These kids. Yes. My darling offspring. They are driving me just a little but NUTSO. I love them, I do. But sometimes I majorly regret introducing them to the wonderful world of electronics. Like today when it is pretty darn gorgeous outside and all they seem to be thinking of is going and plopping on the couch to play some sort of game on their Kindles for hours. UGH. Now here's the truth. I'm not a super strict parent. If we are having a yucky day or if I'm really worn out, sure, I'll let them play for hours and go on about my business. But for the rest of the time, I try REALLY hard not to let their entire worlds revolve around electronics.
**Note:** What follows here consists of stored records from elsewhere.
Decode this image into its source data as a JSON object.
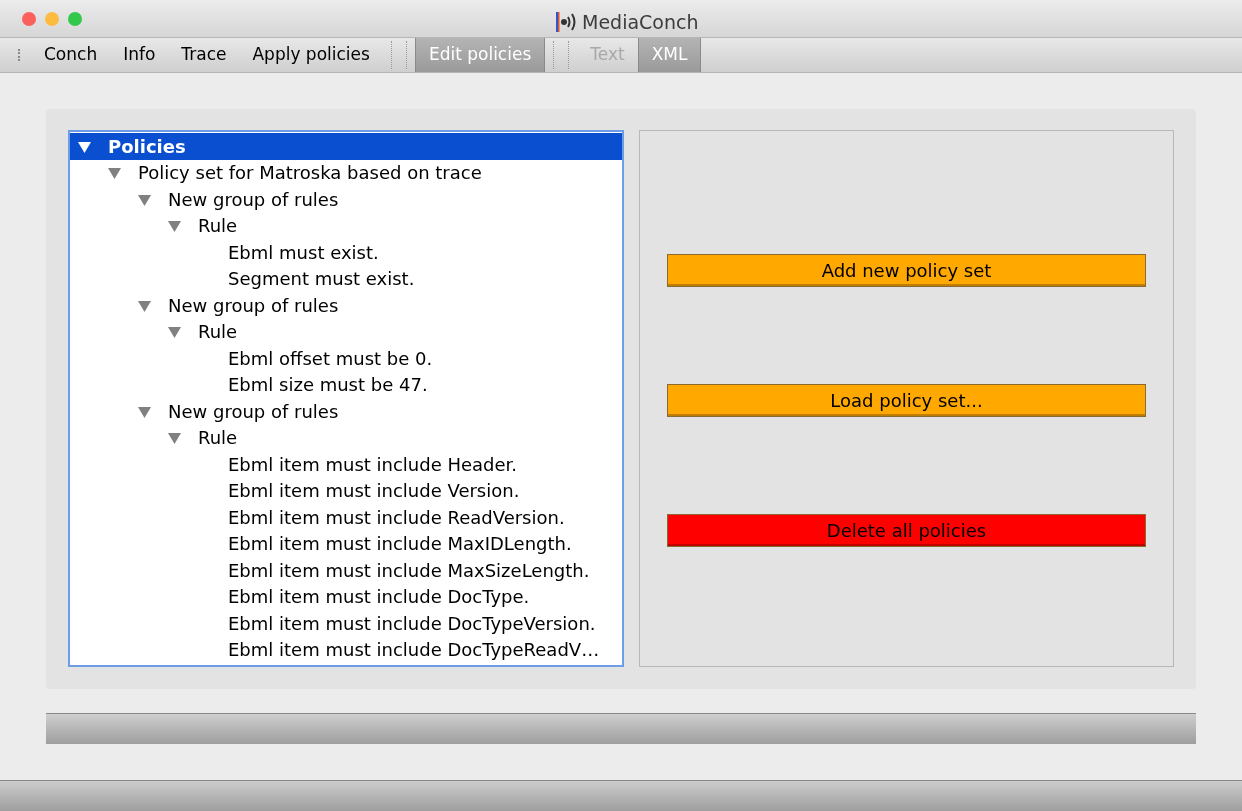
{
  "window": {
    "title": "MediaConch"
  },
  "toolbar": {
    "groups": [
      [
        {
          "label": "Conch",
          "selected": false,
          "disabled": false
        },
        {
          "label": "Info",
          "selected": false,
          "disabled": false
        },
        {
          "label": "Trace",
          "selected": false,
          "disabled": false
        },
        {
          "label": "Apply policies",
          "selected": false,
          "disabled": false
        }
      ],
      [
        {
          "label": "Edit policies",
          "selected": true,
          "disabled": false
        }
      ],
      [
        {
          "label": "Text",
          "selected": false,
          "disabled": true
        },
        {
          "label": "XML",
          "selected": true,
          "disabled": false
        }
      ]
    ]
  },
  "tree": [
    {
      "label": "Policies",
      "selected": true,
      "expanded": true,
      "children": [
        {
          "label": "Policy set for Matroska based on trace",
          "selected": false,
          "expanded": true,
          "children": [
            {
              "label": "New group of rules",
              "selected": false,
              "expanded": true,
              "children": [
                {
                  "label": "Rule",
                  "selected": false,
                  "expanded": true,
                  "children": [
                    {
                      "label": "Ebml must exist.",
                      "selected": false
                    },
                    {
                      "label": "Segment must exist.",
                      "selected": false
                    }
                  ]
                }
              ]
            },
            {
              "label": "New group of rules",
              "selected": false,
              "expanded": true,
              "children": [
                {
                  "label": "Rule",
                  "selected": false,
                  "expanded": true,
                  "children": [
                    {
                      "label": "Ebml offset must be 0.",
                      "selected": false
                    },
                    {
                      "label": "Ebml size must be 47.",
                      "selected": false
                    }
                  ]
                }
              ]
            },
            {
              "label": "New group of rules",
              "selected": false,
              "expanded": true,
              "children": [
                {
                  "label": "Rule",
                  "selected": false,
                  "expanded": true,
                  "children": [
                    {
                      "label": "Ebml item must include Header.",
                      "selected": false
                    },
                    {
                      "label": "Ebml item must include Version.",
                      "selected": false
                    },
                    {
                      "label": "Ebml item must include ReadVersion.",
                      "selected": false
                    },
                    {
                      "label": "Ebml item must include MaxIDLength.",
                      "selected": false
                    },
                    {
                      "label": "Ebml item must include MaxSizeLength.",
                      "selected": false
                    },
                    {
                      "label": "Ebml item must include DocType.",
                      "selected": false
                    },
                    {
                      "label": "Ebml item must include DocTypeVersion.",
                      "selected": false
                    },
                    {
                      "label": "Ebml item must include DocTypeReadV…",
                      "selected": false
                    }
                  ]
                }
              ]
            }
          ]
        }
      ]
    }
  ],
  "actions": [
    {
      "label": "Add new policy set",
      "color": "#ffa800"
    },
    {
      "label": "Load policy set...",
      "color": "#ffa800"
    },
    {
      "label": "Delete all policies",
      "color": "#ff0000"
    }
  ]
}
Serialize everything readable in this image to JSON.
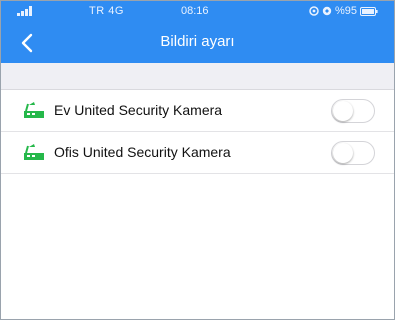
{
  "status_bar": {
    "carrier": "TR 4G",
    "time": "08:16",
    "battery": "%95",
    "icons": [
      "signal-icon",
      "alarm-icon",
      "focus-icon",
      "battery-icon"
    ]
  },
  "nav": {
    "title": "Bildiri ayarı",
    "back_icon": "chevron-left-icon"
  },
  "colors": {
    "header": "#2f8cf2",
    "section_background": "#efeff4",
    "camera_icon": "#25b84a"
  },
  "devices": [
    {
      "label": "Ev United Security Kamera",
      "icon": "camera-device-icon",
      "notifications_enabled": false
    },
    {
      "label": "Ofis United Security Kamera",
      "icon": "camera-device-icon",
      "notifications_enabled": false
    }
  ]
}
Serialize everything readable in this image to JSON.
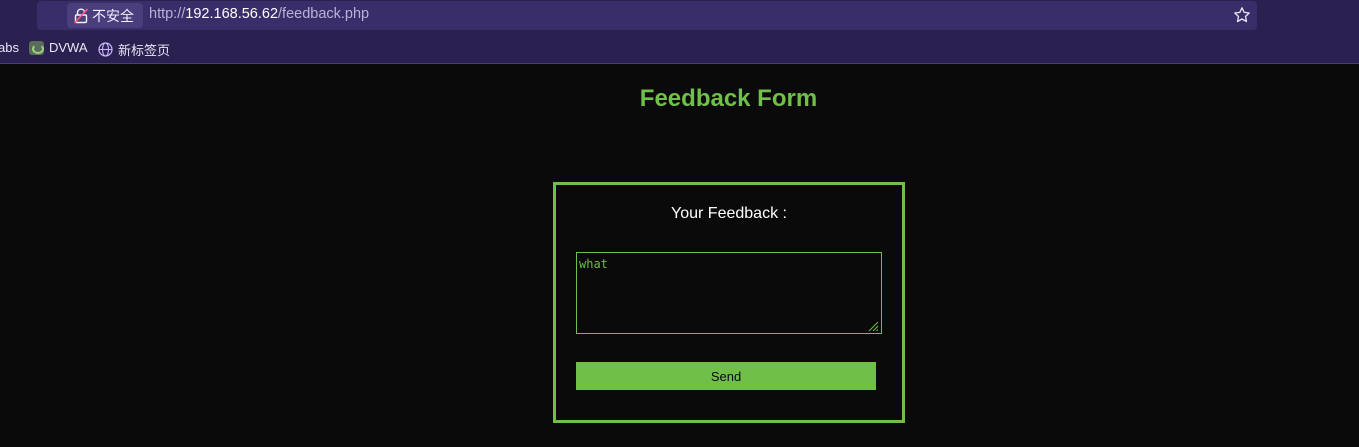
{
  "browser": {
    "security_label": "不安全",
    "url_scheme": "http://",
    "url_host": "192.168.56.62",
    "url_path": "/feedback.php",
    "bookmarks": [
      {
        "label": "abs"
      },
      {
        "label": "DVWA"
      },
      {
        "label": "新标签页"
      }
    ]
  },
  "page": {
    "title": "Feedback Form",
    "form": {
      "label": "Your Feedback :",
      "textarea_value": "what",
      "send_label": "Send"
    }
  },
  "colors": {
    "accent": "#6fbf48",
    "background": "#0a0a0a",
    "chrome": "#2b2150"
  }
}
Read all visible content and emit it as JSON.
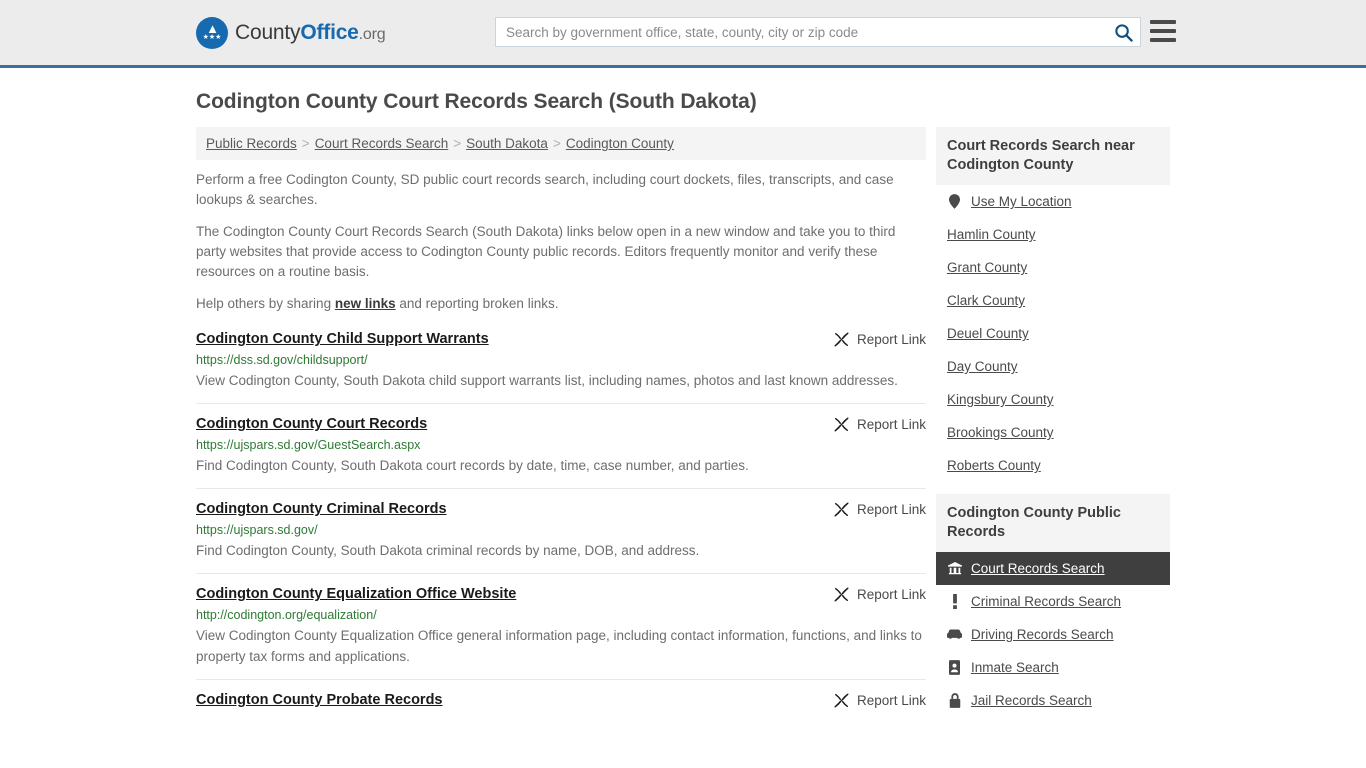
{
  "header": {
    "brand_name_1": "County",
    "brand_name_2": "Office",
    "brand_tld": ".org",
    "brand_mark_icon": "eagle-seal-icon",
    "search_placeholder": "Search by government office, state, county, city or zip code",
    "search_value": "",
    "search_icon": "search-icon",
    "menu_icon": "hamburger-menu-icon",
    "accent_color": "#3b6f9e",
    "brand_blue": "#1769b0"
  },
  "page_title": "Codington County Court Records Search (South Dakota)",
  "breadcrumb": {
    "separator": ">",
    "items": [
      {
        "label": "Public Records"
      },
      {
        "label": "Court Records Search"
      },
      {
        "label": "South Dakota"
      },
      {
        "label": "Codington County"
      }
    ]
  },
  "intro": {
    "p1": "Perform a free Codington County, SD public court records search, including court dockets, files, transcripts, and case lookups & searches.",
    "p2": "The Codington County Court Records Search (South Dakota) links below open in a new window and take you to third party websites that provide access to Codington County public records. Editors frequently monitor and verify these resources on a routine basis.",
    "p3_before": "Help others by sharing ",
    "p3_link": "new links",
    "p3_after": " and reporting broken links."
  },
  "report_link_label": "Report Link",
  "report_link_icon": "broken-link-icon",
  "results": [
    {
      "title": "Codington County Child Support Warrants",
      "url": "https://dss.sd.gov/childsupport/",
      "desc": "View Codington County, South Dakota child support warrants list, including names, photos and last known addresses."
    },
    {
      "title": "Codington County Court Records",
      "url": "https://ujspars.sd.gov/GuestSearch.aspx",
      "desc": "Find Codington County, South Dakota court records by date, time, case number, and parties."
    },
    {
      "title": "Codington County Criminal Records",
      "url": "https://ujspars.sd.gov/",
      "desc": "Find Codington County, South Dakota criminal records by name, DOB, and address."
    },
    {
      "title": "Codington County Equalization Office Website",
      "url": "http://codington.org/equalization/",
      "desc": "View Codington County Equalization Office general information page, including contact information, functions, and links to property tax forms and applications."
    },
    {
      "title": "Codington County Probate Records",
      "url": "",
      "desc": ""
    }
  ],
  "sidebar": {
    "nearby": {
      "heading": "Court Records Search near Codington County",
      "items": [
        {
          "label": "Use My Location",
          "icon": "map-pin-icon"
        },
        {
          "label": "Hamlin County",
          "icon": ""
        },
        {
          "label": "Grant County",
          "icon": ""
        },
        {
          "label": "Clark County",
          "icon": ""
        },
        {
          "label": "Deuel County",
          "icon": ""
        },
        {
          "label": "Day County",
          "icon": ""
        },
        {
          "label": "Kingsbury County",
          "icon": ""
        },
        {
          "label": "Brookings County",
          "icon": ""
        },
        {
          "label": "Roberts County",
          "icon": ""
        }
      ]
    },
    "public_records": {
      "heading": "Codington County Public Records",
      "active_index": 0,
      "items": [
        {
          "label": "Court Records Search",
          "icon": "courthouse-icon",
          "active": true
        },
        {
          "label": "Criminal Records Search",
          "icon": "exclamation-icon",
          "active": false
        },
        {
          "label": "Driving Records Search",
          "icon": "car-icon",
          "active": false
        },
        {
          "label": "Inmate Search",
          "icon": "id-badge-icon",
          "active": false
        },
        {
          "label": "Jail Records Search",
          "icon": "lock-icon",
          "active": false
        }
      ]
    }
  }
}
So, for today, the issue is that it's a lovely day and there really is no solid reason for them to sit there like zombies tuned out. There just isn't! I plan on getting out here in a few and doing some things myself now that I have finished the bills and have gotten the passwords moved. I tried to bookmark things, but I believe the hubby has his tab hidden and I couldn't figure out how to turn it back on. Of course, I say that then just found it! UGH. Oh well. At least they are written down. I have a few other things to do and then it is all done leaving nothing but the final payment on the condo which is due tomorrow. But I will probably try to pay it here shortly so I don't forget. I can be forgetful at times. Especially when I have two children whining in my ear about wanting to play their games. *insert crazy face emoticon HERE*
Anyways, I got up and weighed this AM at 178. Which is fine since I FINALLY GOT MY DAMN PERIOD. Thank you heavens above! However, I must admit the thought of being prego again didn't terrify me quite as much as had previously thought that it would. I didn't want my period to not be pregnant -- I wanted my period to hopefully be over it before the beach. I was really shocked that I wasn't like, OMG. But then again, not sure why I would be. I mean, I'm a 34yr. old married woman with kids already so... yeah. No real reason to freak out. It would've just been a surprise. It does make me wonder if we will eventually have another. Simply because I did feel almost sad. ALMOST. lol
I got a lot done yesterday. I've gotten a lot done in the last week! Leave it to me to kill myself the week that I should be doing other things to get those things done. LOL But at least they are. And I feel less stressed today. I actually felt really good all day yesterday, too. Not sure what to do today. I have odds and ends to tie up, but nothing major. But I still want to do the majority of it because Tuesday will be pretty busy and I don't like to rush. And tomorrow I have a few errands. I'm attempting to break old habits and not be rushed at the last minute by starting to prepare in advance. Now, this may bust in my face, but at least I've tried! LOL Another bonus is that if we are prepared and can get going on time, everything else is less stressed, too! Win win. LOL
Well, not much else going on so I guess I should get off of here and get to whatever it is I need to get done. Thankfully, it is a fairly short list. And hopefully that means I can get outside to do what I really want to do which is finish cleaning out the flower beds. I wish I had time to mulch them all before we left, but I don't think I will have that time. Which is fine, really. Because I'm betting when we power wash, it would make a mess anyways so we will save that for after. But at least for now, my bushes are mostly under control! Just got to clean up the clippings. :) Ok, off I go!